Official

University of Michigan will soon test autonomous, 3D-printed cars

Vehicles Produced By Local Motors Are Part of Ride-Sharing Research

The first time many Americans ride in a self-driving car, it probably won't be in a vehicle they own. It will be in one they hail with an app.

Ride-sharing services are angling to become some of the first road users to deploy autonomous technology in real-world settings. Days after the chief executive officer of Uber said he wants to invest in a fleet of a half-million autonomous cars within the next five years, officials at the University of Michigan announced a ride-sharing experiment that could one day reinvent the way students and professors move around a sprawling campus.

Researchers at the school will test a fleet of 3D-printed, low-speed, electric autonomous vehicles on the school's campus for at least the next year. Their goal is not necessarily to test the self-driving technology itself, but to evaluate how it functions in a broader transportation environment. The first of three vehicles to be used in the experiment arrives in Ann Arbor next week.

"The goal ... is for us to begin understanding the challenges of a transportation-on-demand system built around autonomous cars," said Edwin Olson, an associate professor of electrical engineering and computer science who leads the project.

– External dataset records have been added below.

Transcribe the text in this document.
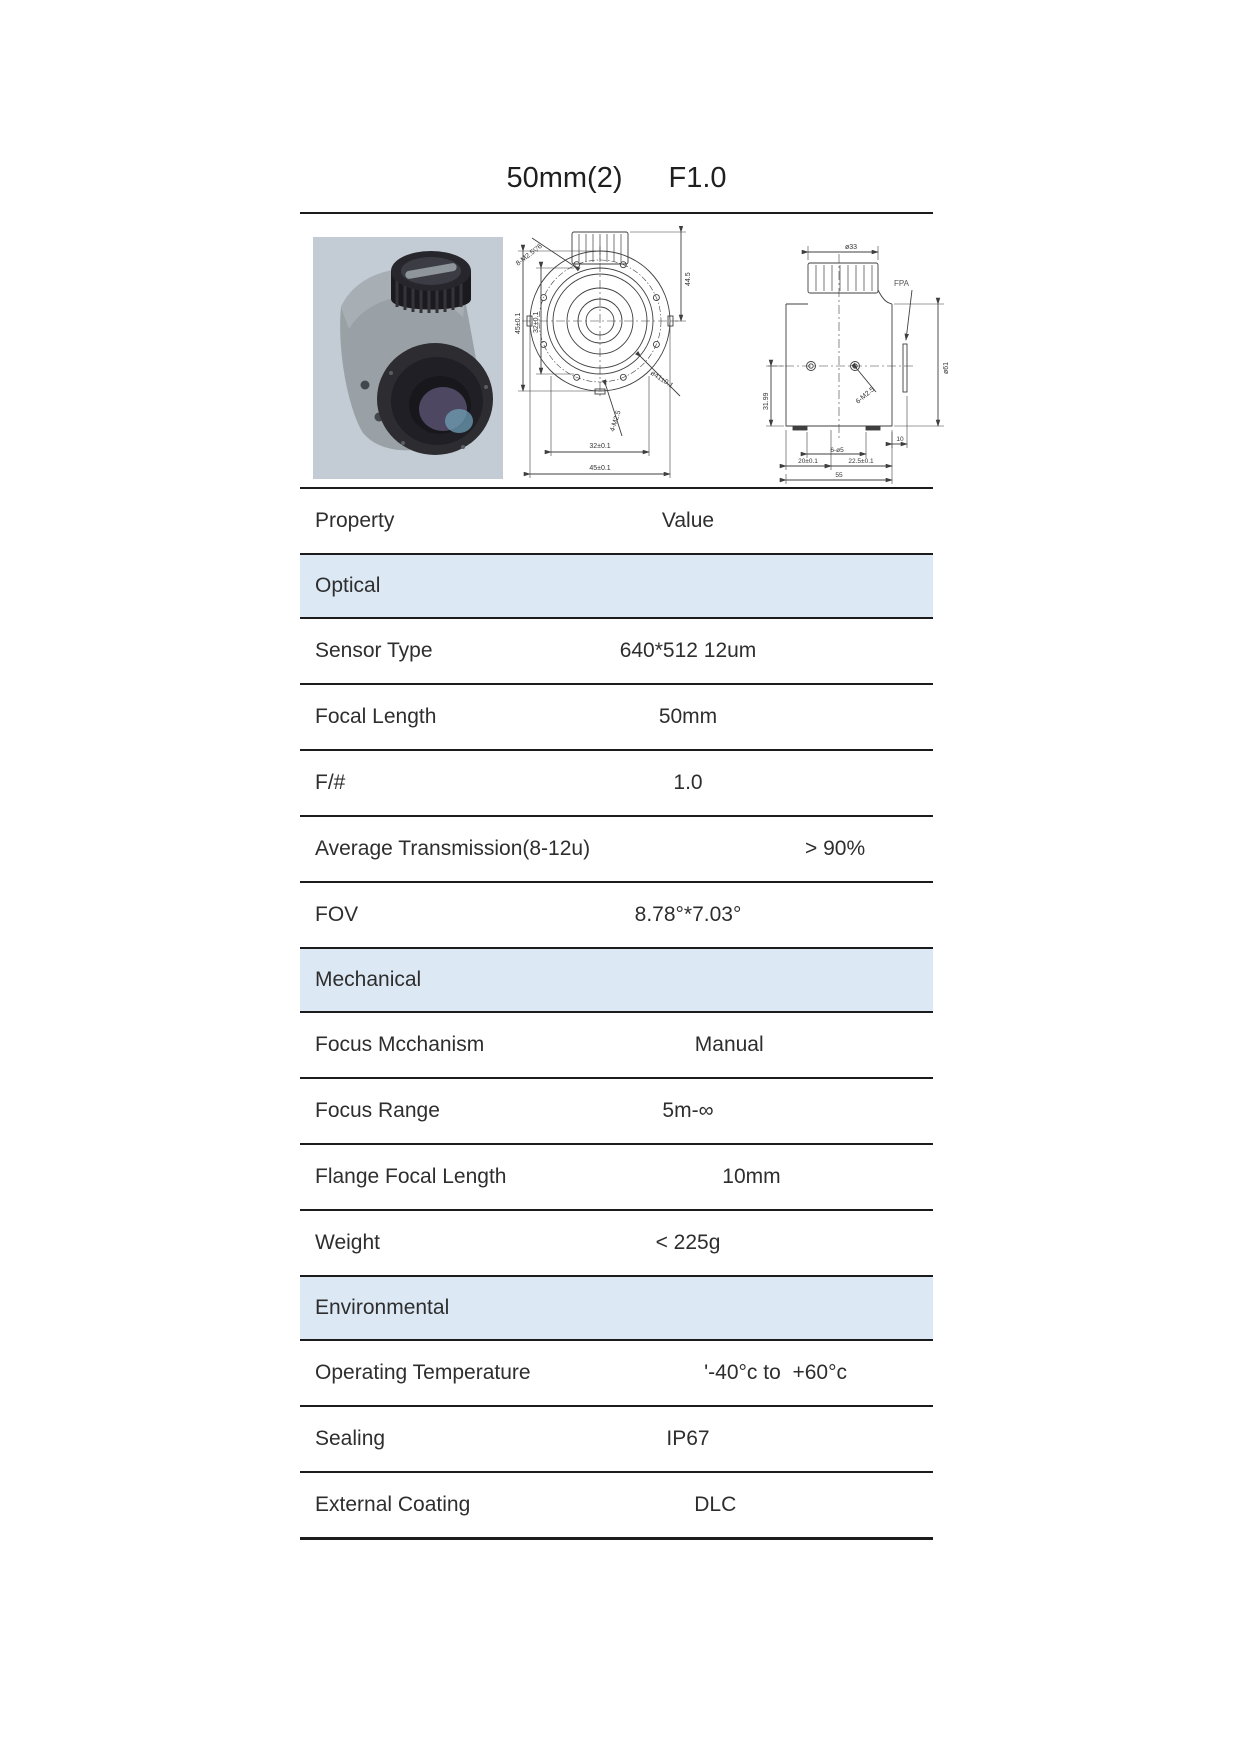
50mm(2) F1.0
8-M2.5▽6
45±0.1 32±0.1
44.5
ø41±0.1
4-M2.5
32±0.1
45±0.1
ø33
FPA
31.99	6-M2.5
ø61
6-ø5
10
20±0.1	22.5±0.1
55
Property	Value
Optical
Sensor Type	640*512 12um
Focal Length	50mm
F/#	1.0
Average Transmission(8-12u)	> 90%
FOV	8.78°*7.03°
Mechanical
Focus Mcchanism	Manual
Focus Range	5m-∞
Flange Focal Length	10mm
Weight	< 225g
Environmental
Operating Temperature	'-40°c to  +60°c
Sealing	IP67
External Coating	DLC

Officials announced the "SmartCarts" research just as the university prepares to open MCity, a 32-acre simulated city that will be used as testing grounds for autonomous and connected vehicles. The proving grounds feature a network of roads, traffic signals, building facades and other construction obstacles and is operated by the Mobility Transformation Center, a public-private research and development partnership. Among other projects, MCity will have a key role in developing the US Department of Transportation's vehicle-to-vehicle communication protocols. Mcity is scheduled to open July 20.

The cars for the ride-sharing project borrow their powertrains from golf carts, and are being custom-made for the university by Local Motors, an Arizona-based company that showcased what's believed to be the world's first 3D-printed car earlier this year at the Detroit Auto Show. The body is printed out of acrylonitrile butadiene styrene plastic (more commonly known as ABS, which is what Lego bricks are made of) and reinforced with fiber for strength. But the unique manufacturing process affords researchers the flexibility to change parts as their work reveals new needs. For example, if a more innovative dashboard without a steering wheel is desired, Local Motors can print new components "in a matter of hours," university officials say.

Local Motors officials delivered the first of the three cars, pictured above, to university researchers today in Tempe, Arizona. For the first phase of the test, the vehicles will stay within the MCity limits. A second phase could include further testing around the university's campus, a university spokesperson says. There's no timetable for that phase – but it could be an even better way for researchers to analyze how autonomous technology could be used in a disparate environment like a college campus, taking students professors and staff to class, labs and offices.

That includes understanding passengers' expectations, coordinating and optimizing vehicle routes and figuring out supply and demand. "Those factors – not just the self-driving technology – are critical to the economic viability and social acceptance of a full-scale transportation service," Olson said.